Vaccination contre la FCO : Gratuite mais obligatoire

Laurence Geffroy

Bruno Le Maire, ministre de l'Agriculture, a profité du Sommet de l'élevage pour annoncer la prise en charge financière par l'État de la vaccination contre la fièvre catarrhale ovine.

La vaccination contre la fièvre catarrhale ovine (FCO) reste obligatoire en 2010, mais elle sera prise en charge par l'État. La campagne doit démarrer en novembre pour se terminer le 30 mars. Bruno Le Maire, ministre de l'Agriculture, a annoncé sa gratuité pour tous les éleveurs concernés l'an prochain, à l'occasion de sa visite au Sommet de l'élevage, le 7 octobre. « J'ai décidé que sur la base des textes réglementaires qui existent, la vaccination serait réalisée par des vétérinaires mais qu'elle serait totalement gratuite pour tous les éleveurs. L'intégralité du coût de la vaccination qui représente 98 millions d'euros, serait pris entièrement à la charge de l'État. » Ceci afin de garantir la sécurité sanitaire et l'intérêt à l'exportation sur le maintien des cours. Une décision qui satisfait Serge Préveraud, président de la Fédération nationale ovine : « Nous avions demandé la prise en charge totale de l'acte vétérinaire, car il faut vacciner ».
En ce qui concerne les modalités pratiques de la campagne, GDS France regrette que sa proposition en faveur de la « possibilité pour les éleveurs de vacciner eux-mêmes » n'ait pas été retenue.

La vaccination restera un acte vétérinaire pour la campagne 2010, mais elle sera prise en charge par l'État. La campagne démarre dès novembre pour être close le 30 mars 2010. (S. Leitenberger)

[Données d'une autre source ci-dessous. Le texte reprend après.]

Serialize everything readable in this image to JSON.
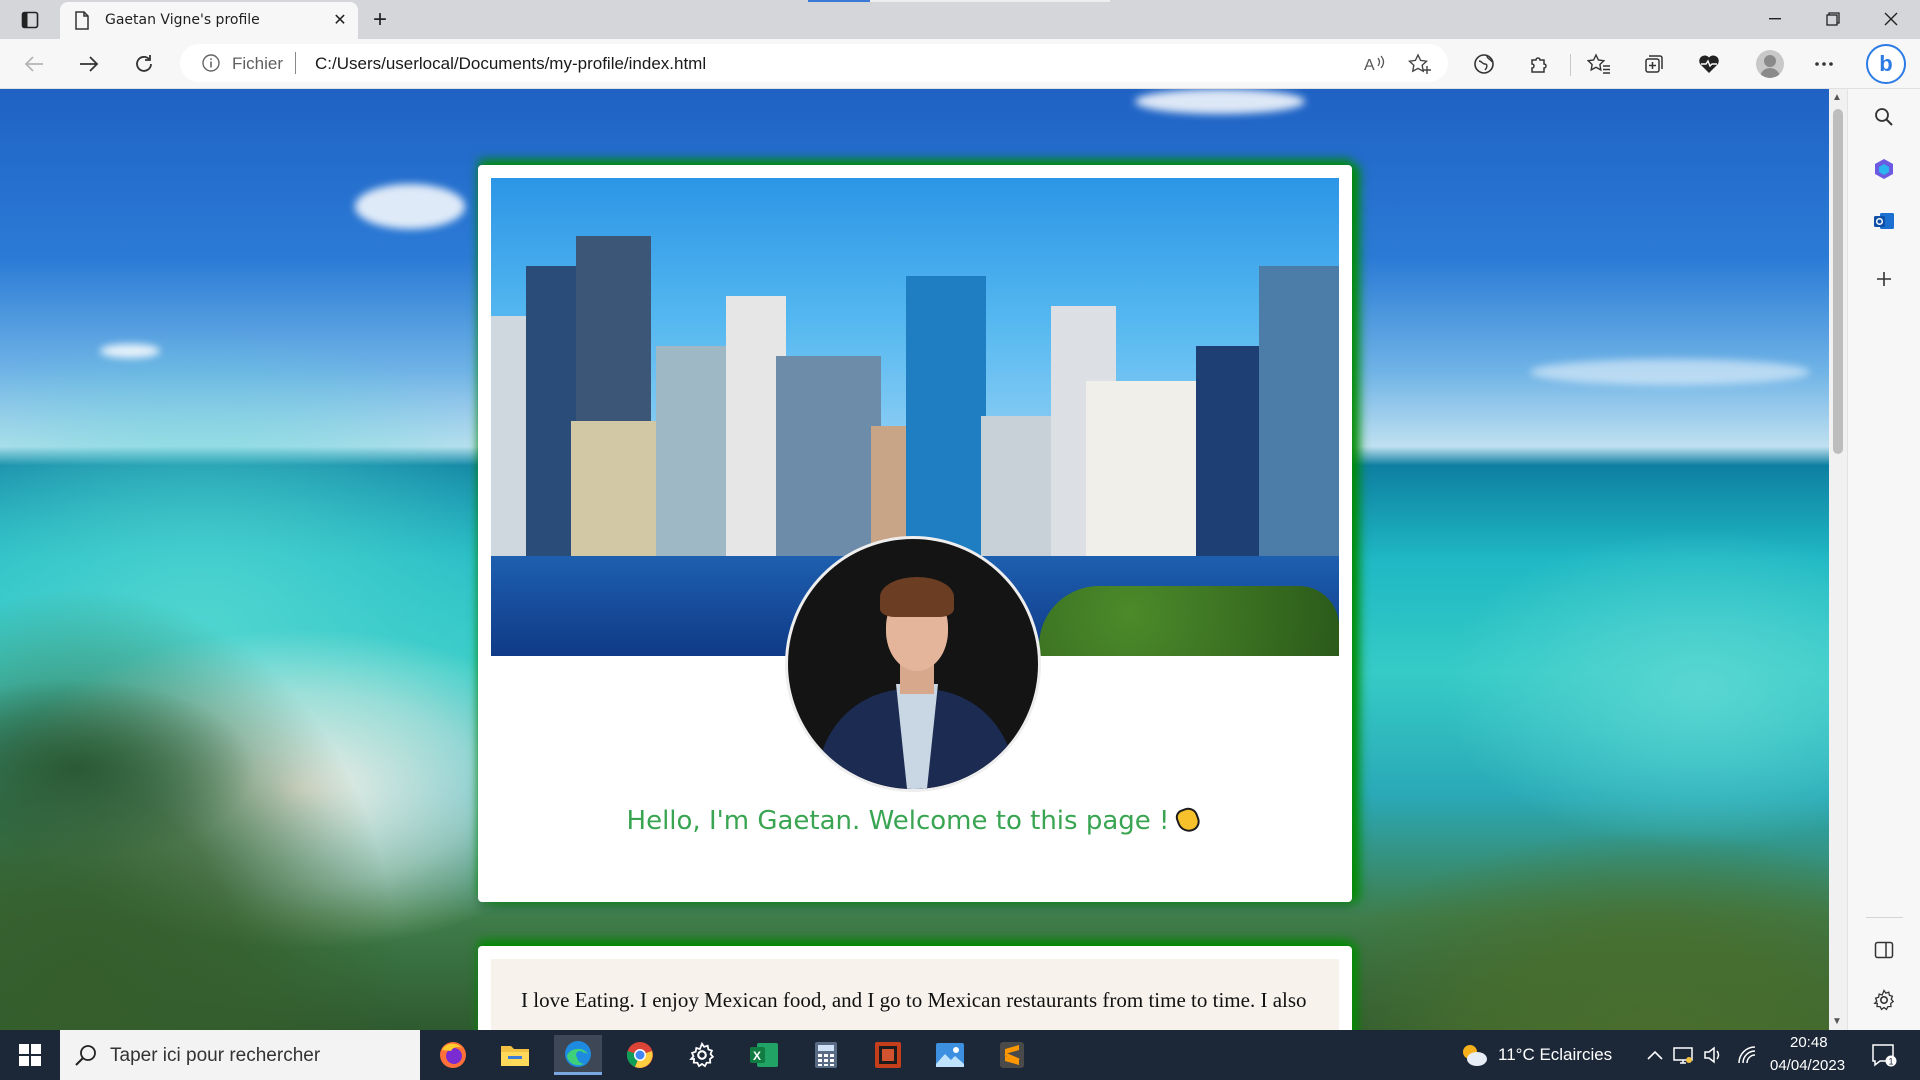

La vaccination restera un acte vétérinaire pour la campagne 2010, mais elle sera prise en charge par l'État. La campagne démarre dès novembre pour être close le 30 mars 2010. (S. Leitenberger)

États généraux du sanitaire

Cette proposition aurait présenté le double avantage d'une meilleure acceptabilité de la vaccination pour les éleveurs et d'un moindre coût pour la collectivité. « Dans la situation dramatique que connaît l'élevage et notamment les productions sensibles à la FCO, cet engagement est la condition indispensable, mais non suffisante en elle-même, à l'acceptation par les éleveurs de l'obligation de vaccination. Ceux-ci n'auraient de toute façon pas les moyens financiers d'y faire face », explique Marc Gayet, président de GDS France.
Bruno Le Maire a confirmé que la vaccination restera un acte vétérinaire, en raison « d'enjeux économiques considérables », une décision prise avec concertation de l'Afssa (Agence française de sécurité sanitaire des aliments). Cependant, il a aussi annoncé que des États généraux du sanitaire se tiendront en janvier prochain et pourraient être l'occasion de rediscuter de la possibilité de laisser les éleveurs vacciner leurs bêtes lors de prochaines campagnes.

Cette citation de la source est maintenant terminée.